More

tomiko_nakamura · on March 2, 2015

I don't think XML was all that widely used, and the implementation looked more "looks interesting, let's develop something and people will use that".

With JSONB it's more like "people are already using JSON data type (text + validations) a lot, and want something better, and we do have hstore, and we're working on hstore 2.0, so let's use the ideas for json". And that's how JSONB was born.

My estimate is there are already more people using JSONB than XML (talking about the PostgreSQL data types), so the momentum is very different.

tomiko_nakamura · on March 2, 2015

I think that if you're using JSONB for data that can be easily stored in a proper tabular form (aka relation), you're doing it wrong. No doubt there will be people using it this way, though, and maybe there are cases where it really makes sense.

What JSONB makes much easier is storing data that are not a good fit for relational paradigm. For example if you don't know the exact structure (e.g. if you don't know what keys to expect), you can't reasonably decompose that into relational schema.
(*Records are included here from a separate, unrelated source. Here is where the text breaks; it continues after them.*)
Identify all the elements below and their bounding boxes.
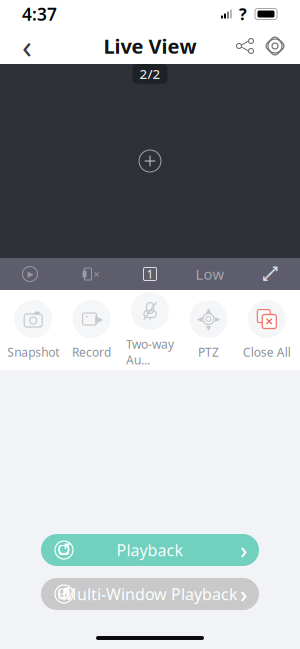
button[interactable]: Add camera <box>0 64 300 258</box>
staticText: Close All <box>243 344 291 360</box>
staticText: Low <box>196 264 224 284</box>
button[interactable]: Snapshot <box>4 300 62 360</box>
staticText: Two-way Au... <box>126 336 174 368</box>
button[interactable]: Settings <box>260 31 290 61</box>
staticText: ↺ <box>56 583 72 604</box>
staticText: ▲ <box>206 306 211 314</box>
staticText: ◀ <box>197 315 202 323</box>
button[interactable]: Multi-Window Playback <box>41 578 259 610</box>
staticText: ▶ <box>28 270 34 279</box>
button[interactable]: ✕ <box>238 300 296 360</box>
button[interactable]: Low <box>180 258 240 290</box>
button[interactable]: Playback <box>41 534 259 566</box>
staticText: ↺ <box>56 539 72 560</box>
button[interactable]: Share <box>230 31 260 61</box>
staticText: 4:37 <box>22 2 57 26</box>
staticText: Multi-Window Playback <box>62 583 238 605</box>
staticText: ▶ <box>215 315 220 323</box>
staticText: ▼ <box>206 324 211 332</box>
button[interactable]: Two-way Au... <box>121 292 179 368</box>
button[interactable]: Play <box>0 258 60 290</box>
button[interactable]: Back <box>10 29 44 63</box>
staticText: 2/2 <box>140 65 160 83</box>
button[interactable]: ▶ <box>62 300 121 360</box>
button[interactable]: Full screen <box>240 258 300 290</box>
button[interactable]: Mute <box>60 258 120 290</box>
staticText: ‹ <box>22 25 32 67</box>
staticText: › <box>240 579 247 609</box>
staticText: 1 <box>146 266 154 282</box>
button[interactable]: ▲ <box>179 300 238 360</box>
staticText: × <box>94 267 100 281</box>
staticText: Live View <box>104 33 196 59</box>
staticText: Record <box>72 344 111 360</box>
button[interactable]: Window layout <box>120 258 180 290</box>
staticText: ▶ <box>95 313 103 325</box>
staticText: › <box>240 535 247 565</box>
staticText: ↗ <box>267 263 279 279</box>
staticText: ✕ <box>265 316 274 328</box>
staticText: Snapshot <box>7 344 59 360</box>
staticText: ? <box>239 3 247 25</box>
staticText: Playback <box>116 539 184 561</box>
staticText: PTZ <box>198 344 219 360</box>
staticText: ↙ <box>261 269 273 285</box>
This is the case with mail headers, for example - it's highly variable, every client/MTA can define their own headers, and so on. You could decompose that into EAV model (yuck), use tables with generic PARAM_1, ..., PARAM_N columns (yuck!), or you can just stuff that into a JSONB column.

tomiko_nakamura · on March 2, 2015

People are working on other storage types for PostgreSQL. That's all I can say at this moment.

ddorian43 · on March 2, 2015

Strange that they are working in secrecy. I would guess something like[1] would be better.

[1]: http://www.postgresql.org/message-id/CA+U5nM+AFftDf-8UaMoe7Z...

ddorian43 · on March 6, 2015

Maybe you meant about this ?

http://www.datanami.com/2015/03/04/fujitsu-adding-column-ori...

tomiko_nakamura · on March 2, 2015

PostgreSQL does not have in-place update in the first place, on every UPDATE it does a DELETE+INSERT. So "partial update" does not make much sense, because you'll create a new copy of the row anyway.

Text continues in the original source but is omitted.